Getting very sick of Tory claims that Universal Credit advance payments solve the serious financial problems caused by the mandatory six weeks (it’s often longer) that people must wait for their first Universal Credit payment. This claim is a total fudge.
Let’s say this loud and clear: Universal Credit advance payments are LOANS. They must be repaid (you can read full details of the Universal Credit advance payment system on the CAB site). They’re not much-needed extras. They’re advances on people’s Universal Credit money and must be repaid out of people’s benefits.
That means that the DWP claws the money back when people’s Universal Credit claims are up and running. The DWP deducts advance payment loan money from people’s benefits at source. Those deductions mean that for months, people who were already in hardship (people who receive advance payments are in hardship by definition) get a smaller Universal Credit payment than they were expecting.
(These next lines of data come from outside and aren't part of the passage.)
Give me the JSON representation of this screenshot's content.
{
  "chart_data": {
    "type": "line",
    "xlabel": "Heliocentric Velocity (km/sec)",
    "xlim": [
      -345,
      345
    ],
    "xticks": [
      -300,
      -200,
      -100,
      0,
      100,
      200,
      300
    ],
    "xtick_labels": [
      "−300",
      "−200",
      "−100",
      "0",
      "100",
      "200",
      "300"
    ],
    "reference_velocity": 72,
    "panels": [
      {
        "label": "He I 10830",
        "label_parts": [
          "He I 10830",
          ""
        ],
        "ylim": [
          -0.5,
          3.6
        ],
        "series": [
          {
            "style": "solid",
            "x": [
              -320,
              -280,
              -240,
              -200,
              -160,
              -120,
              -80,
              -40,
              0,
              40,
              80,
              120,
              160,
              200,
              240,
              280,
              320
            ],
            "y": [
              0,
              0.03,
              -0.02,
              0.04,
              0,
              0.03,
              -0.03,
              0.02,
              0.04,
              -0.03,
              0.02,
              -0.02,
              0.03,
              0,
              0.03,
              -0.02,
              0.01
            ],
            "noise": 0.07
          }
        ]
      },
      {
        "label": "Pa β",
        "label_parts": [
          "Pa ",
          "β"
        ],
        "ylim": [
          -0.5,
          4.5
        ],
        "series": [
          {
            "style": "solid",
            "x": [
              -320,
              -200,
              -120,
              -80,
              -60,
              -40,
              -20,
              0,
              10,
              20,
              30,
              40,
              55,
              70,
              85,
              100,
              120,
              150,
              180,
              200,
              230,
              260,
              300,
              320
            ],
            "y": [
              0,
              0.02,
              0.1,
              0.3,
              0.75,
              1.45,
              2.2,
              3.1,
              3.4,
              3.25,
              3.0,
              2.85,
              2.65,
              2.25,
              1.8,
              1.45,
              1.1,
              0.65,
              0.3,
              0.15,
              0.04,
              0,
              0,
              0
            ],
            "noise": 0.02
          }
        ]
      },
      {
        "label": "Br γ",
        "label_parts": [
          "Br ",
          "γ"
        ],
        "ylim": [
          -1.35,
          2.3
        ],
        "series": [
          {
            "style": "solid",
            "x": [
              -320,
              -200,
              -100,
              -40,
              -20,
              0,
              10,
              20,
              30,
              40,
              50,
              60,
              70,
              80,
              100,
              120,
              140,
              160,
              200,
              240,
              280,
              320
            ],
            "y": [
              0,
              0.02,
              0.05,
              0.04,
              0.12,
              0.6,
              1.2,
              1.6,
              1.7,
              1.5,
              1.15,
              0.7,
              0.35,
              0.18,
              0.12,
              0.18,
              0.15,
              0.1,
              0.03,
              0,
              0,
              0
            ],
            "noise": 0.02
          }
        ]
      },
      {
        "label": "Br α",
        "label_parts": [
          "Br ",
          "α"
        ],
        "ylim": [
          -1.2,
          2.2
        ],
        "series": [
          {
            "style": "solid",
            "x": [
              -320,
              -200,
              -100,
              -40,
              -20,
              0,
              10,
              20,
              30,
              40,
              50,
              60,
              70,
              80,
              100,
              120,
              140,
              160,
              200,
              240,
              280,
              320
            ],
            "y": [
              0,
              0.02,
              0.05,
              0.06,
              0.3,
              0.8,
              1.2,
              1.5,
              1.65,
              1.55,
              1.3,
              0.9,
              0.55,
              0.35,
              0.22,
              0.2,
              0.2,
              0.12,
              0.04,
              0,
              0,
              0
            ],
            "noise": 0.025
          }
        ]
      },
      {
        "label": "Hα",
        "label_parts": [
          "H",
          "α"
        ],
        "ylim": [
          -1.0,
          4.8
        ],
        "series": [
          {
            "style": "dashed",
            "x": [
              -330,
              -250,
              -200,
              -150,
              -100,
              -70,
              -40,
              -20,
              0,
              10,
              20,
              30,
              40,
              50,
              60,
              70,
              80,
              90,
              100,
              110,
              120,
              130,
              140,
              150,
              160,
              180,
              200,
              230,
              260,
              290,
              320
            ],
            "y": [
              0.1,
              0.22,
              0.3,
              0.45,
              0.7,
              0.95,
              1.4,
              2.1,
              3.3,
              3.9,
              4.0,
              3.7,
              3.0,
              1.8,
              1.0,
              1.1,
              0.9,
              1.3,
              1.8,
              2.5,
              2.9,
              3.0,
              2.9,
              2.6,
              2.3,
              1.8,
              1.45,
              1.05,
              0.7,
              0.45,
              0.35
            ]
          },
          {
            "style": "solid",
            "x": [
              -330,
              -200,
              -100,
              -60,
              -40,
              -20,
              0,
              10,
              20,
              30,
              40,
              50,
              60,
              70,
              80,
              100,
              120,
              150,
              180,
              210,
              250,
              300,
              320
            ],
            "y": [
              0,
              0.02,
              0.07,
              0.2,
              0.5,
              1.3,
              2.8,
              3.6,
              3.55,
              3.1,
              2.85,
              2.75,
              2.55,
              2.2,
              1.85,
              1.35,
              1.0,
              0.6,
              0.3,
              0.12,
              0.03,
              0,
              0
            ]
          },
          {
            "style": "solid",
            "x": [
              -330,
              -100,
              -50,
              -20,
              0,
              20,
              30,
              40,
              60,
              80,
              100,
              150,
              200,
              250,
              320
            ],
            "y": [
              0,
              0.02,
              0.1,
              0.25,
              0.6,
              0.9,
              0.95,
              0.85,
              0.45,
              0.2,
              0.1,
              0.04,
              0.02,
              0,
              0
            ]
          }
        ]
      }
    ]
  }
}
I’ve posted an example at the top of this article – an advance payment deduction notice from the Universal Credit journal of a Croydon/Colchester claimant I wrote about yesterday.
There’s another issue. The DWP makes mistakes with repayment totals – mistakes which cause people a great deal of stress and which they must try and sort out using Universal Credit’s unreliable online systems. For example: the woman who is paying back the advance payment in the notice above got a notice in her Universal Credit journal this year which said the DWP would deduct £528 that month. You can imagine how she felt when she saw that notice in her online account. She wasn’t even liable for payments listed in the notice:

When this sort of thing happens, people must spend ages on the phone to the DWP and online trying to sort the problem out – and trying to make sure, in this case, that the Universal Credit payment that month wasn’t £528 short. That deduction would have been a disaster. People who struggle to use online systems have no chance at all when these many mistakes happen. I’ve written in detail about problems JSA and Income Support claimants had and still have with DWP loan deductions. Some deductions put people in real hardship.
Let’s not forget either that often people who need advance Universal Credit payments already have other debts because of extra costs heaped on them by welfare reform – council tax debts and court costs, rent arrears and plenty more. The young woman in yesterday’s article had serious council tax and court debts, and tax credit repayment demands in the past two years. A deduction for a Universal Credit advance payment loan quickly becomes just another debt problem. Advance payments don’t solve problems caused by that six (and more) weeks that Universal Credit claimants must endure with no money.
All a Universal Credit advance payment does is push shortfall problems back for a short time – ie, until after Tory party conference is over and attention has moved from Universal Credit.
Does my head in, this. Just pay people their Universal Credit entitlement from the day they make their claim and be done with it. Any other so-called “fix” is garbage.